E2 (Containment): Every egg A has a box egg (denoted b(A)), except for the universal egg, denoted U. No egg has more than one box.
E3 (Gestation): Every egg A has a source or pre-egg (denoted s(A)) and a destination or post-egg (denoted d(A)), both of which are eggs. For every egument E of s(A), A gestates E into its A-chicken, A(E), which is an egument of d(A).
E4 (Composition): For any two eggs A and B, if d(A) = s(B), then there exists a composition of A and B (denoted AoB) such that for every egument E of s(A), we have (AoB)(E) = A(B(E)). Additionally, we define s(AoB)=s(A), d(AoB)=d(B) and b(AoB)=b(A)ob(B).
E5 (Identity): For every egg A, there exists the identity gestation IA, with s(IA)=A, d(IA)=A, and for every egg E in A, IA(E)=E.
E6 (Equality): If two eggs have the same eguments, box, pre-egg and post-egg, and perform the same gestation, they are equal.
One of the elementary consequences of the egg axioms are that the elements of AoB, if it exists, are of the form CoD, where b(C)=A and b(D)=B.
Mentions
Egg Theory is mentioned by Smerg in the Dwaia anime series, S1E14, where Blombo and the gang are discussing the source of the seemingly endless knowledge of the Cube of Answers.
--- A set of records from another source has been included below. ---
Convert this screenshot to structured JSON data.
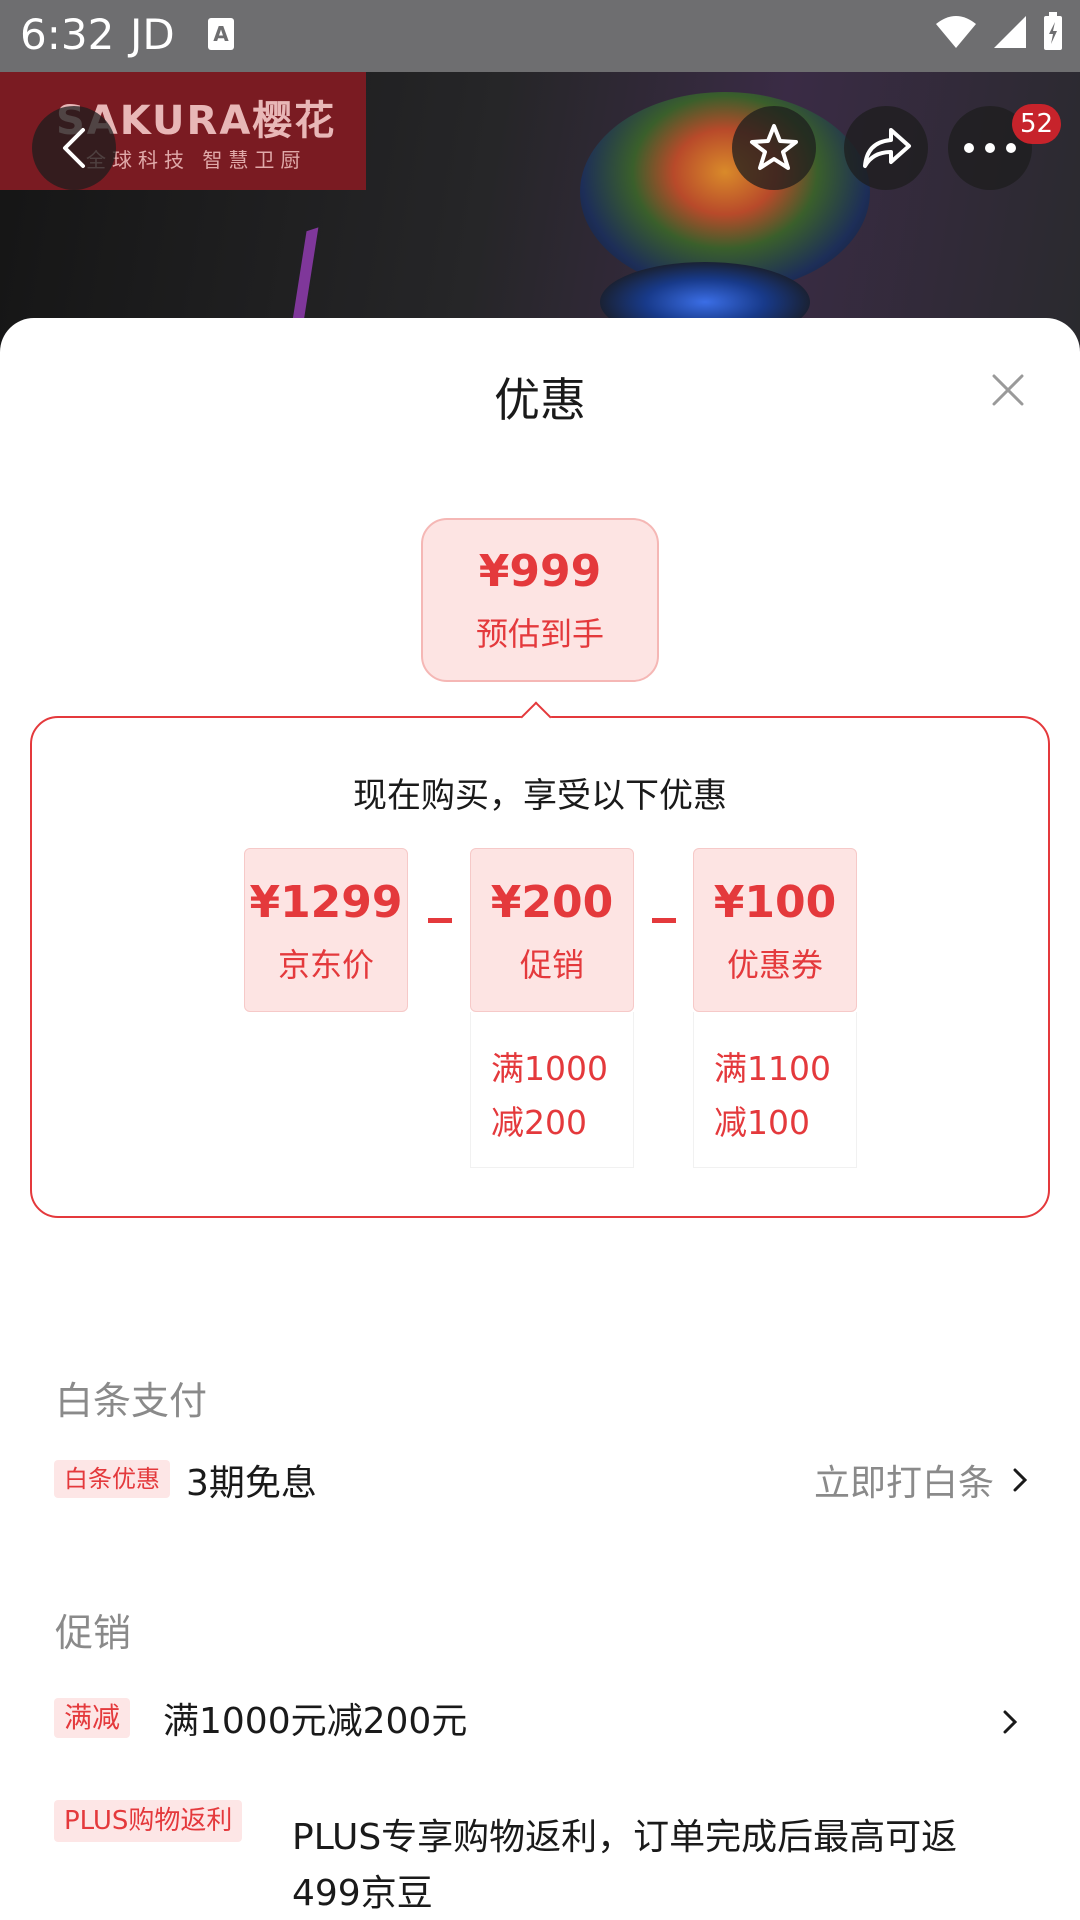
{
  "status_bar": {
    "time": "6:32",
    "carrier": "JD",
    "notification_letter": "A"
  },
  "header": {
    "brand_logo_text": "SAKURA樱花",
    "brand_slogan": "全球科技 智慧卫厨",
    "cart_badge": "52"
  },
  "sheet": {
    "title": "优惠",
    "estimate": {
      "price": "¥999",
      "label": "预估到手"
    },
    "calc": {
      "title": "现在购买，享受以下优惠",
      "items": [
        {
          "amount": "¥1299",
          "label": "京东价"
        },
        {
          "amount": "¥200",
          "label": "促销",
          "rule_line1": "满1000",
          "rule_line2": "减200"
        },
        {
          "amount": "¥100",
          "label": "优惠券",
          "rule_line1": "满1100",
          "rule_line2": "减100"
        }
      ]
    },
    "baitiao": {
      "section_title": "白条支付",
      "tag": "白条优惠",
      "text": "3期免息",
      "action": "立即打白条"
    },
    "promo": {
      "section_title": "促销",
      "rows": [
        {
          "tag": "满减",
          "text": "满1000元减200元"
        },
        {
          "tag": "PLUS购物返利",
          "text_line1": "PLUS专享购物返利，订单完成后最高可返",
          "text_line2": "499京豆"
        }
      ]
    }
  },
  "colors": {
    "accent_red": "#e4393c",
    "tag_bg": "#fde6e6",
    "muted_text": "#8a8a8a"
  }
}
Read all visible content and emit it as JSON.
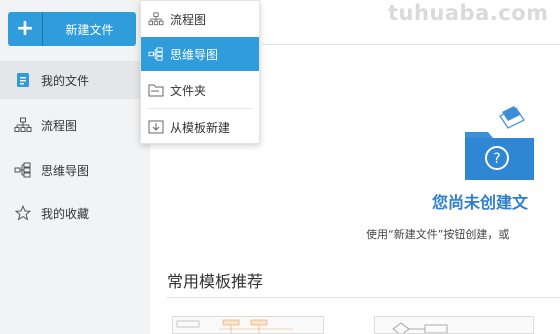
{
  "sidebar": {
    "new_button_label": "新建文件",
    "items": [
      {
        "label": "我的文件",
        "icon": "document-icon"
      },
      {
        "label": "流程图",
        "icon": "flowchart-icon"
      },
      {
        "label": "思维导图",
        "icon": "mindmap-icon"
      },
      {
        "label": "我的收藏",
        "icon": "star-icon"
      }
    ]
  },
  "dropdown": {
    "items": [
      {
        "label": "流程图",
        "icon": "flowchart-icon"
      },
      {
        "label": "思维导图",
        "icon": "mindmap-icon"
      },
      {
        "label": "文件夹",
        "icon": "folder-icon"
      },
      {
        "label": "从模板新建",
        "icon": "template-icon"
      }
    ]
  },
  "main": {
    "watermark": "tuhuaba.com",
    "empty_title": "您尚未创建文",
    "empty_hint": "使用“新建文件”按钮创建，或",
    "templates_title": "常用模板推荐"
  },
  "colors": {
    "accent": "#2f9cdc",
    "sidebar_bg": "#f2f3f4",
    "title_blue": "#2e7fd0"
  }
}
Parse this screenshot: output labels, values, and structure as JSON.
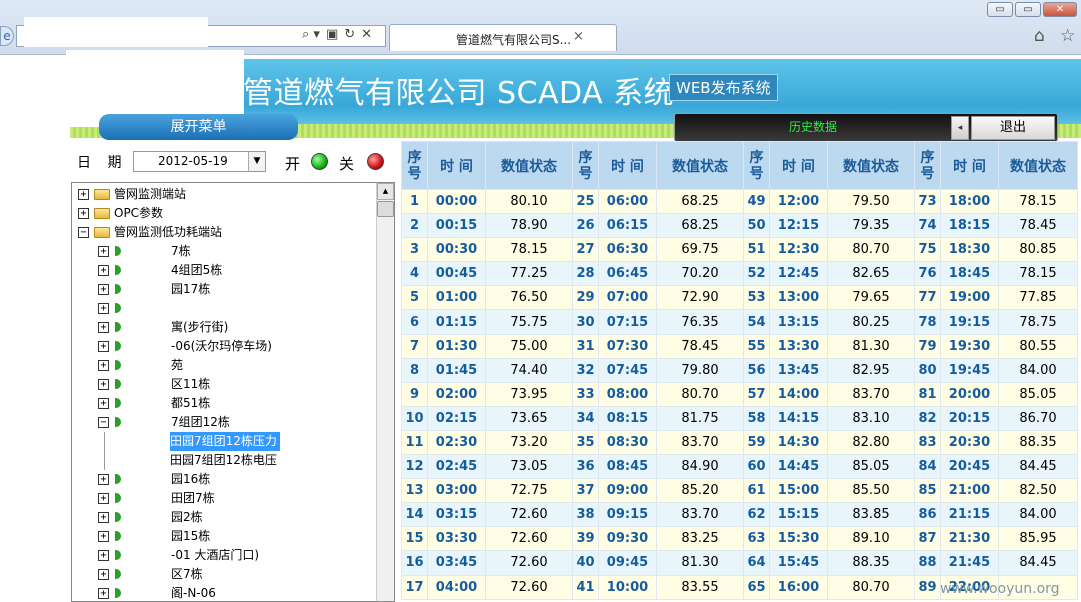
{
  "browser": {
    "tab_title": "管道燃气有限公司S...",
    "tab_close": "×",
    "address_tools": [
      "⌕ ▾",
      "▣",
      "↻",
      "✕"
    ],
    "window_controls": [
      "▭",
      "▭",
      "✕"
    ],
    "home_icon": "⌂",
    "favorites_icon": "☆"
  },
  "header": {
    "system_title": "管道燃气有限公司 SCADA 系统",
    "web_badge": "WEB发布系统",
    "expand_menu": "展开菜单",
    "history_label": "历史数据",
    "history_arrow": "◂",
    "logout": "退出"
  },
  "filter": {
    "date_label": "日 期",
    "date_value": "2012-05-19",
    "date_drop": "▼",
    "on_label": "开",
    "off_label": "关",
    "on_color": "#10b010",
    "off_color": "#d01010"
  },
  "tree": {
    "scroll_up": "▲",
    "nodes": [
      {
        "label": "管网监测端站",
        "toggle": "+",
        "kind": "folder",
        "level": 0
      },
      {
        "label": "OPC参数",
        "toggle": "+",
        "kind": "folder",
        "level": 0
      },
      {
        "label": "管网监测低功耗端站",
        "toggle": "−",
        "kind": "folder",
        "level": 0
      },
      {
        "label": "7栋",
        "toggle": "+",
        "kind": "leaf",
        "level": 1
      },
      {
        "label": "4组团5栋",
        "toggle": "+",
        "kind": "leaf",
        "level": 1
      },
      {
        "label": "园17栋",
        "toggle": "+",
        "kind": "leaf",
        "level": 1
      },
      {
        "label": "",
        "toggle": "+",
        "kind": "leaf",
        "level": 1
      },
      {
        "label": "寓(步行街)",
        "toggle": "+",
        "kind": "leaf",
        "level": 1
      },
      {
        "label": "-06(沃尔玛停车场)",
        "toggle": "+",
        "kind": "leaf",
        "level": 1
      },
      {
        "label": "苑",
        "toggle": "+",
        "kind": "leaf",
        "level": 1
      },
      {
        "label": "区11栋",
        "toggle": "+",
        "kind": "leaf",
        "level": 1
      },
      {
        "label": "都51栋",
        "toggle": "+",
        "kind": "leaf",
        "level": 1
      },
      {
        "label": "7组团12栋",
        "toggle": "−",
        "kind": "leaf",
        "level": 1
      },
      {
        "label": "田园7组团12栋压力",
        "toggle": "",
        "kind": "item",
        "level": 2,
        "selected": true
      },
      {
        "label": "田园7组团12栋电压",
        "toggle": "",
        "kind": "item",
        "level": 2
      },
      {
        "label": "园16栋",
        "toggle": "+",
        "kind": "leaf",
        "level": 1
      },
      {
        "label": "田团7栋",
        "toggle": "+",
        "kind": "leaf",
        "level": 1
      },
      {
        "label": "园2栋",
        "toggle": "+",
        "kind": "leaf",
        "level": 1
      },
      {
        "label": "园15栋",
        "toggle": "+",
        "kind": "leaf",
        "level": 1
      },
      {
        "label": "-01           大酒店门口)",
        "toggle": "+",
        "kind": "leaf",
        "level": 1
      },
      {
        "label": "区7栋",
        "toggle": "+",
        "kind": "leaf",
        "level": 1
      },
      {
        "label": "阁-N-06",
        "toggle": "+",
        "kind": "leaf",
        "level": 1
      }
    ]
  },
  "table": {
    "headers": [
      "序号",
      "时 间",
      "数值状态",
      "序号",
      "时 间",
      "数值状态",
      "序号",
      "时 间",
      "数值状态",
      "序号",
      "时 间",
      "数值状态"
    ],
    "rows": [
      [
        "1",
        "00:00",
        "80.10",
        "25",
        "06:00",
        "68.25",
        "49",
        "12:00",
        "79.50",
        "73",
        "18:00",
        "78.15"
      ],
      [
        "2",
        "00:15",
        "78.90",
        "26",
        "06:15",
        "68.25",
        "50",
        "12:15",
        "79.35",
        "74",
        "18:15",
        "78.45"
      ],
      [
        "3",
        "00:30",
        "78.15",
        "27",
        "06:30",
        "69.75",
        "51",
        "12:30",
        "80.70",
        "75",
        "18:30",
        "80.85"
      ],
      [
        "4",
        "00:45",
        "77.25",
        "28",
        "06:45",
        "70.20",
        "52",
        "12:45",
        "82.65",
        "76",
        "18:45",
        "78.15"
      ],
      [
        "5",
        "01:00",
        "76.50",
        "29",
        "07:00",
        "72.90",
        "53",
        "13:00",
        "79.65",
        "77",
        "19:00",
        "77.85"
      ],
      [
        "6",
        "01:15",
        "75.75",
        "30",
        "07:15",
        "76.35",
        "54",
        "13:15",
        "80.25",
        "78",
        "19:15",
        "78.75"
      ],
      [
        "7",
        "01:30",
        "75.00",
        "31",
        "07:30",
        "78.45",
        "55",
        "13:30",
        "81.30",
        "79",
        "19:30",
        "80.55"
      ],
      [
        "8",
        "01:45",
        "74.40",
        "32",
        "07:45",
        "79.80",
        "56",
        "13:45",
        "82.95",
        "80",
        "19:45",
        "84.00"
      ],
      [
        "9",
        "02:00",
        "73.95",
        "33",
        "08:00",
        "80.70",
        "57",
        "14:00",
        "83.70",
        "81",
        "20:00",
        "85.05"
      ],
      [
        "10",
        "02:15",
        "73.65",
        "34",
        "08:15",
        "81.75",
        "58",
        "14:15",
        "83.10",
        "82",
        "20:15",
        "86.70"
      ],
      [
        "11",
        "02:30",
        "73.20",
        "35",
        "08:30",
        "83.70",
        "59",
        "14:30",
        "82.80",
        "83",
        "20:30",
        "88.35"
      ],
      [
        "12",
        "02:45",
        "73.05",
        "36",
        "08:45",
        "84.90",
        "60",
        "14:45",
        "85.05",
        "84",
        "20:45",
        "84.45"
      ],
      [
        "13",
        "03:00",
        "72.75",
        "37",
        "09:00",
        "85.20",
        "61",
        "15:00",
        "85.50",
        "85",
        "21:00",
        "82.50"
      ],
      [
        "14",
        "03:15",
        "72.60",
        "38",
        "09:15",
        "83.70",
        "62",
        "15:15",
        "83.85",
        "86",
        "21:15",
        "84.00"
      ],
      [
        "15",
        "03:30",
        "72.60",
        "39",
        "09:30",
        "83.25",
        "63",
        "15:30",
        "89.10",
        "87",
        "21:30",
        "85.95"
      ],
      [
        "16",
        "03:45",
        "72.60",
        "40",
        "09:45",
        "81.30",
        "64",
        "15:45",
        "88.35",
        "88",
        "21:45",
        "84.45"
      ],
      [
        "17",
        "04:00",
        "72.60",
        "41",
        "10:00",
        "83.55",
        "65",
        "16:00",
        "80.70",
        "89",
        "22:00",
        ""
      ]
    ]
  },
  "watermark": "www.wooyun.org"
}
Smerg suggests that a particular formulation of Egg Theory could allow one to reduce all questions about the universe to a polynomial form, given enough computational power, using something called "Pseudo-Infinite-Arity Eigenstochastic Klein-Cardinal Left-Matrices over Skew-Cyclic Post-Octonion Meta-Forest Half-Antimanifolds[sic]". The others dismissed his idea because it made too much sense.